Don’t feel you have to read every chapter in this sixty-page guidebook. I recommend that you scan through the different topic headings for about twenty minutes before you read each chapter in detail. After extensive research (SEP 2021) into Office-Based ECTR reimbursement, I found a lot of information in regard to office-based surgery is generic, vague, or out-of-date. Very few address the issue of Site-of-Service Differential. I’ve read through dozens of articles and hundreds of pages of research and distilled it as best I could. There are numerous terms, acronyms, and definitions. A lot of the concepts (NON-FAC PE versus FAC PE) may be unfamiliar to you.

Remember that a carrier may deny ECTR when performed in the office or simply pay you the facility rate (FAC PE [essentially not reimbursing you any amount for the office-based surgical suite.])
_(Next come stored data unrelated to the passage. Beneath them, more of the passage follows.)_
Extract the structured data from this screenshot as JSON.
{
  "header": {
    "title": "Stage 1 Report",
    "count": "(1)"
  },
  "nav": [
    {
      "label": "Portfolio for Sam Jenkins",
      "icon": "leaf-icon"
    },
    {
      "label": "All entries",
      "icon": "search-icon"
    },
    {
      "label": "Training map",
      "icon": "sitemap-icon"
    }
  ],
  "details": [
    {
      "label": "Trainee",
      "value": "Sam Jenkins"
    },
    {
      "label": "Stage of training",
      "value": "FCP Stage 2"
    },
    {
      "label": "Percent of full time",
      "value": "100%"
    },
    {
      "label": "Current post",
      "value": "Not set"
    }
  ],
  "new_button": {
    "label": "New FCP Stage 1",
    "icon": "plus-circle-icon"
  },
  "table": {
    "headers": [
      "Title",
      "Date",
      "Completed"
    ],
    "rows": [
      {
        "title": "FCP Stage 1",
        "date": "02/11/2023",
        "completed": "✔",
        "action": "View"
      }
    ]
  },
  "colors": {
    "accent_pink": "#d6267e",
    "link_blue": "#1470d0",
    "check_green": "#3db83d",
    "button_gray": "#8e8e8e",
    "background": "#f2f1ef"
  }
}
There may be rare cases, where the insurance company, aware of the cost-benefits (to them), may add compensation to the reimbursement for the office surgical suite to encourage further use. From a negotiation standpoint it’s always best to start with the most expensive alternative–performing the procedures at the hospital–and show the insurance company how much they will save if they reimburse you for the overhead (“facility fee”) of your office-based surgical suite. Your historical facility usage will impact your ultimate strategy.

The book is set up in two sections: Section One for reimbursement negotiation and Section Two for those new to OBS with information on how to set up your OBS. There is also an Appendix with additional information for the truly curious.

All of my information will be available on the website: www.ioectr.com and in MS-Word (.doc) and MS Excel (.xls) format so you can search, cut-and-paste, and share it. The goal is to provide information that you can customize to your unique situation; cut-and-paste whatever you need into your negotiation document.

It is all free to share. It is royalty-free.